What Does Donna Haraway Think About Education in the Chthulucene?

Shared by Iveta Silova

Last year I asked Donna Haraway about her vision for education in the Chthulucene, a timeplace for learning ‘to stay with the trouble’ in this moment of epochal precarity. In our conversation, we discussed a series of questions: What kind of thinking is needed to move beyond the logics of human exceptionalism and neoliberal individualism embedded in the (Western) modernist education paradigm? What thought experiments are necessary to bring into focus much needed education alternatives? How can education nurture a radical ontological transfiguration of our relations with each other, with other species, and with the Earth? What role can education play in the process of ‘becoming-with’ Earth others as we recompose worlds together for the future survival of our planet? Join me in conversation with Donna Haraway to learn about her own education experiences, some memorable moments of ‘becoming-with’ others, and ideas about how to fabulate new education pasts, presents, and futures.


“Education Beyond the Human: A conversation with Donna Haraway” [Interviewed by Iveta Silova in preparation for CIES 2020 “Education Beyond the Human: Toward Sympoiesis”). Comparative and International Education Society (CIES). [Online]. Available: https://vimeo.com/453292469

One Reply to “What Does Donna Haraway Think About Education in the Chthulucene?”

  1. Thanks for making this video freely available Iveta. It’s a fabulous resource. There is much to respond to in this interview, as Donna makes quite a lot of controversial statements, some of them quite unexpected! I hope others take them up.

    I just want to comment on Donna’s response to your question of how education might play a role in ‘becoming with’. Her example, from her tertiary education, was her euphoric experience of ‘becoming-with’ mitochondria. This started with her intense intellectual engagement with a lecture and later, while walking, extended into a sensual, emotional and erotic realisation of how her own body is full of mitochondria, connecting her to the leaves, plants and other beings around her.

    Even though Donna managed to bridge the divide between the lecture ‘about’ mitochondria as object, and her subjective experience of being mitochondria, her story made me think about the different ways that the social and the physical sciences reproduce the subject-object divide. It’s this divide that mitigates against our appreciation of ‘becoming-with’ the world.

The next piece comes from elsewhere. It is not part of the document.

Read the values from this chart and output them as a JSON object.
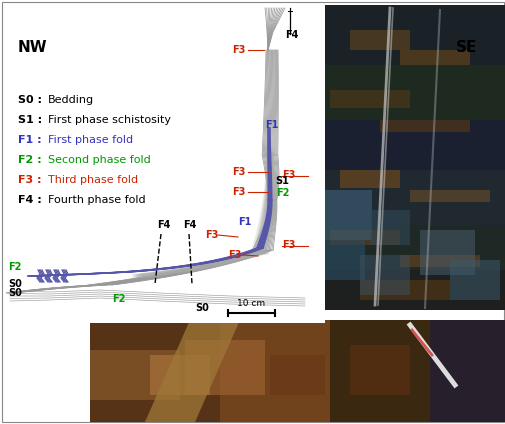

    In the social sciences, we learn about ourselves, so we are both the subjects and objects of learning. But the world beyond the social is absent, and leaves us blind to how human being is also shaped by non-human relations – unaware of how we are always becoming-with the more-than-human in our common worlds.

    In the physical sciences we study the world beyond the social, but from an ‘objective’ distance. The Cartesian mind-body split is very much in play when students are positioned as the ‘rational’ human subjects, learning about the material world-as-object ‘out there’. Subjective experience is not part of scientific methodology. So students who do manage to find a way to connect themselves to the world, as Donna did so viscerally after the lecture, must do so on their own.

    So what’s the point of this for educators? For those working in the social sciences, the challenge is to bring the world into the social and insert social into the world. For those in the physical sciences, the challenge is to locate ourselves within the world we study – intellectually, emotionally, and sensuously – and to make the experience of being part of the world central to the curriculum.

    Whatever the field, I don’t think education can play a role in promoting ‘becoming with’ without doing some serious boundary-blurring – some active common worlding.